Node-to-node encryption provides an additional layer of security on top of the default security features within OpenSearch Service. It implements Transport Layer Security (TLS) for all communications between the nodes that are provisioned within OpenSearch. Node-to-node encryption, any data sent to your OpenSearch Service domain over HTTPS remains encrypted in transit while it's being distributed and replicated between nodes.

If your domain stores sensitive data, enable node-to-node encryption.

Monitor with AWS Security Hub

Monitor your usage of OpenSearch Service as it relates to security best practices by using AWS Security Hub. Security Hub uses security controls to evaluate resource configurations and security standards to help you comply with various compliance frameworks. For more information about using Security Hub to evaluate OpenSearch Service resources, see Amazon OpenSearch Service controls in the AWS Security Hub User Guide.

Cost optimization

The following best practices apply to optimizing and saving on your OpenSearch Service costs.

Use the latest generation instance types

OpenSearch Service is always adopting new Amazon EC2 instances types that deliver better performance at a lower cost. We recommend always using the latest generation instances.

Avoid using T2 or t3.small instances for production domains because they can become unstable under sustained heavy load. t3.medium instances are an option for small production workloads (both as data nodes and as dedicated master nodes).

Use the latest Amazon EBS gp3 volumes

OpenSearch data nodes require low latency and high throughput storage to provide fast indexing and query. By using Amazon EBS gp3 volumes, you get higher baseline performance (IOPS and throughput) at a 9.6% lower cost than with the previously-offered Amazon EBS gp2 volume type. You can provision additional IOPS and throughput independent of volume size using gp3. These volumes are also more stable than previous generation volumes as they do not use burst credits. The gp3 volume type also doubles the per-data-node volume size limits of the gp2 volume type. With these larger volumes, you can reduce the cost of passive data by increasing the amount of storage per data node.
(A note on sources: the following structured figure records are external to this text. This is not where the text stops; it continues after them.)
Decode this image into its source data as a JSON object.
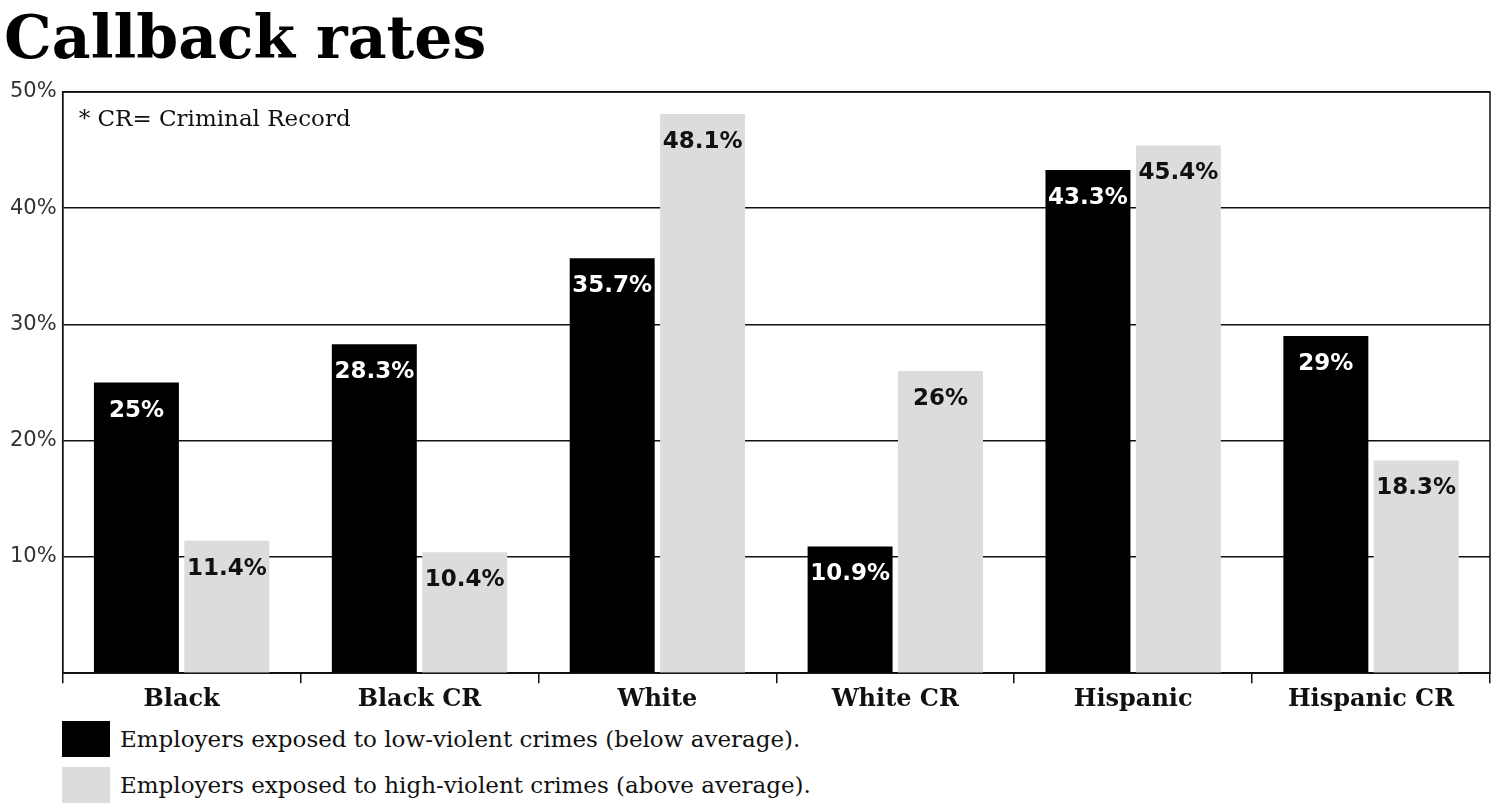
{
  "chart_data": {
    "type": "bar",
    "title": "Callback rates",
    "annotations": [
      "* CR= Criminal Record"
    ],
    "categories": [
      "Black",
      "Black CR",
      "White",
      "White CR",
      "Hispanic",
      "Hispanic CR"
    ],
    "series": [
      {
        "name": "Employers exposed to low-violent crimes (below average).",
        "color": "#000000",
        "values": [
          25,
          28.3,
          35.7,
          10.9,
          43.3,
          29
        ],
        "value_labels": [
          "25%",
          "28.3%",
          "35.7%",
          "10.9%",
          "43.3%",
          "29%"
        ]
      },
      {
        "name": "Employers exposed to high-violent crimes (above average).",
        "color": "#dcdcdc",
        "values": [
          11.4,
          10.4,
          48.1,
          26,
          45.4,
          18.3
        ],
        "value_labels": [
          "11.4%",
          "10.4%",
          "48.1%",
          "26%",
          "45.4%",
          "18.3%"
        ]
      }
    ],
    "ylim": [
      0,
      50
    ],
    "yticks": [
      {
        "value": 10,
        "label": "10%"
      },
      {
        "value": 20,
        "label": "20%"
      },
      {
        "value": 30,
        "label": "30%"
      },
      {
        "value": 40,
        "label": "40%"
      },
      {
        "value": 50,
        "label": "50%"
      }
    ],
    "grid": true,
    "legend": "bottom left",
    "data_labels": true
  }
}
Use UltraWarm and cold storage for time-series log data

If you're using OpenSearch for log analytics, move your data to UltraWarm or cold storage to reduce costs. Use Index State Management (ISM) to migrate data between storage tiers and manage data retention.
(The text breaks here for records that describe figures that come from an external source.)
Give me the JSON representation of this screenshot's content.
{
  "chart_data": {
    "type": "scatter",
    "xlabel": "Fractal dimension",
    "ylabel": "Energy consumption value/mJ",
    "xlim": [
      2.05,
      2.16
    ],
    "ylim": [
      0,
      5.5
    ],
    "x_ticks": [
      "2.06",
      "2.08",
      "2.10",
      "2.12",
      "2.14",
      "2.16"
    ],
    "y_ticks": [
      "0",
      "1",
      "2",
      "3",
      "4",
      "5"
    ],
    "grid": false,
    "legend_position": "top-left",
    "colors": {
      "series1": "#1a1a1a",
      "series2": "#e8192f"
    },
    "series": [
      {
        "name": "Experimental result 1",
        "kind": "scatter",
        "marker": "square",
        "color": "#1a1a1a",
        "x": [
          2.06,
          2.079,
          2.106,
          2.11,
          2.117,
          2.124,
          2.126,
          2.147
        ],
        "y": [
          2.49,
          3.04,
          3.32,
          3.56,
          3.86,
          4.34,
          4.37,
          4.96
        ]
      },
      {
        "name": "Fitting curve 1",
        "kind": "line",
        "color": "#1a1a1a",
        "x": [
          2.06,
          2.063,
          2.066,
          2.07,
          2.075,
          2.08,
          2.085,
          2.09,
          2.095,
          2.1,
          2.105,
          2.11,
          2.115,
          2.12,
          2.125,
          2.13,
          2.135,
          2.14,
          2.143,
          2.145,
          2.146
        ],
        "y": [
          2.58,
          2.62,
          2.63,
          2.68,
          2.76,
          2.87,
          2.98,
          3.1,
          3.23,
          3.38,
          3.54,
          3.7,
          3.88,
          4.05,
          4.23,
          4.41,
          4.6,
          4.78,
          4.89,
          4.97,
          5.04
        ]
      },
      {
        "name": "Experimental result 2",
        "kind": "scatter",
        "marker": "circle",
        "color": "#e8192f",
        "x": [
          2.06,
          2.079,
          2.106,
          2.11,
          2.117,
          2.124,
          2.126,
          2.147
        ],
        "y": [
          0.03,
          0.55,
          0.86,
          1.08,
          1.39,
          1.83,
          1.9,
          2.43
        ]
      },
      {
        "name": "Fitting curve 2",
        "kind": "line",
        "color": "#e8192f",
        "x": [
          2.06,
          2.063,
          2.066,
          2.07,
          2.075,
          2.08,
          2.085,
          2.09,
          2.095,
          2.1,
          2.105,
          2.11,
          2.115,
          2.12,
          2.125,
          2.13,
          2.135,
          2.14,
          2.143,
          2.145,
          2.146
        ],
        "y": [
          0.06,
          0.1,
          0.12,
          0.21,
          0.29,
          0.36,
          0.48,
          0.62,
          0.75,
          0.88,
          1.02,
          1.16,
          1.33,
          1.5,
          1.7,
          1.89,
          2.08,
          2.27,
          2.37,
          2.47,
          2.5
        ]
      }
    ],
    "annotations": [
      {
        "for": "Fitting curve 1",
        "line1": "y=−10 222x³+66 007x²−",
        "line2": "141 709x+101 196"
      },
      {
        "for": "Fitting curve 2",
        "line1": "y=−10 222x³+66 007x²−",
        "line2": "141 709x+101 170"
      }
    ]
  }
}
UltraWarm provides a cost-effective way to store large amounts of read-only data in OpenSearch Service. UltraWarm uses Amazon S3 for storage, which means that the data is immutable and only one copy is needed. You only pay for storage that's equivalent to the size of the primary shards in your indexes. Latencies for UltraWarm queries grow with the amount of S3 data that's needed to service the query. After the data has been cached on the nodes, queries to UltraWarm indexes perform similar to queries to hot indexes.
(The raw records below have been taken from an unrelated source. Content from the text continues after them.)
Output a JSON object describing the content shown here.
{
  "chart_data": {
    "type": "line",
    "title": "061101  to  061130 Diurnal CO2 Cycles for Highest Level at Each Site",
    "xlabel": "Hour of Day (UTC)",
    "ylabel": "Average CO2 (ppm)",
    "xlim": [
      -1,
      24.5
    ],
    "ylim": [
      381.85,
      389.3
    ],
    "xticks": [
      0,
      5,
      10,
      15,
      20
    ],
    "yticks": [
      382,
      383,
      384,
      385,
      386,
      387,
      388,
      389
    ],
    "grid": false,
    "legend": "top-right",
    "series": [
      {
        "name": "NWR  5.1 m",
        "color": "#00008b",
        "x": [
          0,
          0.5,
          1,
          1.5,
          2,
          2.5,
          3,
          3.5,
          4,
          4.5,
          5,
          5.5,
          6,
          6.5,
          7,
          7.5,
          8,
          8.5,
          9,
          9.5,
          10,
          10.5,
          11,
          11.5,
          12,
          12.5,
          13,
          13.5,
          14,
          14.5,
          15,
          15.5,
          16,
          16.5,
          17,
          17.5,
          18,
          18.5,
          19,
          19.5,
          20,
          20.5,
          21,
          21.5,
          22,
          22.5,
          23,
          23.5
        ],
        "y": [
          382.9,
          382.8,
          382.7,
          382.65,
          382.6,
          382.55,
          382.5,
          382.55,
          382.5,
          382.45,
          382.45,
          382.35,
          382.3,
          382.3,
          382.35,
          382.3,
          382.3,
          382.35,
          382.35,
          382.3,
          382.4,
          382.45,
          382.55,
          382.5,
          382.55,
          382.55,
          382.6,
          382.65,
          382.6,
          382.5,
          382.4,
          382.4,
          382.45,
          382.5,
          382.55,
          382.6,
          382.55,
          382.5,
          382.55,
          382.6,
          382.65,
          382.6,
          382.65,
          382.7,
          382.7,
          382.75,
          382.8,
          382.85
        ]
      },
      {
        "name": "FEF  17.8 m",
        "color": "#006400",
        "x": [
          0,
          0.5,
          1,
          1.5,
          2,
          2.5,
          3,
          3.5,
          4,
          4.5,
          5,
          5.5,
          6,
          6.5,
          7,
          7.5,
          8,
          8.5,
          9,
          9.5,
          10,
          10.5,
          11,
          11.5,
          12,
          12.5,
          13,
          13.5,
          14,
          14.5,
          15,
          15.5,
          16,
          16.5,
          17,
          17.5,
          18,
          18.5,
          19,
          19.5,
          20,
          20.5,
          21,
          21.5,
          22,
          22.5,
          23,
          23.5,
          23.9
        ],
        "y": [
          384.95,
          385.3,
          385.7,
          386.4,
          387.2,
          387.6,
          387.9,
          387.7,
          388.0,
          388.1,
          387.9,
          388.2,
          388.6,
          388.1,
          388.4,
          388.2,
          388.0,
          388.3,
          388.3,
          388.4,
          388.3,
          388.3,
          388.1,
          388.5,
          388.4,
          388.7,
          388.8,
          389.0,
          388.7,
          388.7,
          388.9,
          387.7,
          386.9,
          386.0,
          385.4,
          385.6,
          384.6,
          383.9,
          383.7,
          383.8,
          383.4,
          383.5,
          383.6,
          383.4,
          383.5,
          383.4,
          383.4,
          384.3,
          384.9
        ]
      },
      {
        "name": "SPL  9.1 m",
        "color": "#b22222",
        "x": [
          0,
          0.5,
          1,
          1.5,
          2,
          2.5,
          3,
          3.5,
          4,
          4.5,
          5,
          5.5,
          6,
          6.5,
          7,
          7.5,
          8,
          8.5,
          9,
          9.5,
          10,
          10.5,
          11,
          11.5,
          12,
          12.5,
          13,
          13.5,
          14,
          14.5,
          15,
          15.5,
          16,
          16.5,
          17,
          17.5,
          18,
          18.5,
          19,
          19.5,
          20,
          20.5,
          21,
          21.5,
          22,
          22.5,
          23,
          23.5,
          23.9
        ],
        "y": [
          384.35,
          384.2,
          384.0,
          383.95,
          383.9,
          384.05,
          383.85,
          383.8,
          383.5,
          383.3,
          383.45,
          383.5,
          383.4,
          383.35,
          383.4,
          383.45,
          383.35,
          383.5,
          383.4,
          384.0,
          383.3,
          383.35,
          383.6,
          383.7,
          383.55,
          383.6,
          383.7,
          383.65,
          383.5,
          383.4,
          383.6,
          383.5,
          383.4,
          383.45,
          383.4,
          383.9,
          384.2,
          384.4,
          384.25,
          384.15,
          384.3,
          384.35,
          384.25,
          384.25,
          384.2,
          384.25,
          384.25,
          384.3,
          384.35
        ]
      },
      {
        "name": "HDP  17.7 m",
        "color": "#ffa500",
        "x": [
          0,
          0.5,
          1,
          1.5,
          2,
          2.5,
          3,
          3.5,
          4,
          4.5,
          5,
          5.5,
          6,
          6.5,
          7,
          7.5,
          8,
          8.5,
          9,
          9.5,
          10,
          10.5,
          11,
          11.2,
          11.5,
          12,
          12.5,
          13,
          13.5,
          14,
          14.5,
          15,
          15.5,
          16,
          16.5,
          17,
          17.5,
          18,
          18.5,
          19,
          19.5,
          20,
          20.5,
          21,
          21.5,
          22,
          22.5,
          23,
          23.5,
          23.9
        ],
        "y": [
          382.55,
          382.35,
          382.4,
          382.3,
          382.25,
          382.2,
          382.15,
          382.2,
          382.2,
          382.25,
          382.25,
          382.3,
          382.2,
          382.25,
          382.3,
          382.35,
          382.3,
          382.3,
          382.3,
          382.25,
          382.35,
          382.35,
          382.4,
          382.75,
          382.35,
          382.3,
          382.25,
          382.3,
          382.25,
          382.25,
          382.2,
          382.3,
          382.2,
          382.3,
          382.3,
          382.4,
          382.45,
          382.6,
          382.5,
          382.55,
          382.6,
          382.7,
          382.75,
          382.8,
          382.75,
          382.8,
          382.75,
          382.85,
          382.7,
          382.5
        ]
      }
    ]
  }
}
Cold storage is also backed by S3. When you need to query cold data, you can selectively attach it to existing UltraWarm nodes. Cold data incurs the same managed storage cost as UltraWarm, but objects in cold storage don't consume UltraWarm node resources. Therefore, cold storage provides a significant amount of storage capacity without impacting UltraWarm node size or count.

UltraWarm becomes cost-effective when you have roughly 2.5 TiB of data to migrate from hot storage. Monitor your fill rate and plan to move indexes to UltraWarm before you reach that volume of data.

Review recommendations for Reserved Instances

Consider purchasing Reserved Instances (RIs) after you have a good baseline on your performance and compute consumption. Discounts start at around 30% for no-upfront, 1-year reservations and can increase up to 50% for all-upfront, 3-year commitments.

After you observe stable operation for at least 14 days, review Reserved Instance recommendations in Cost Explorer. The Amazon OpenSearch Service heading displays specific RI purchase recommendations and projected savings.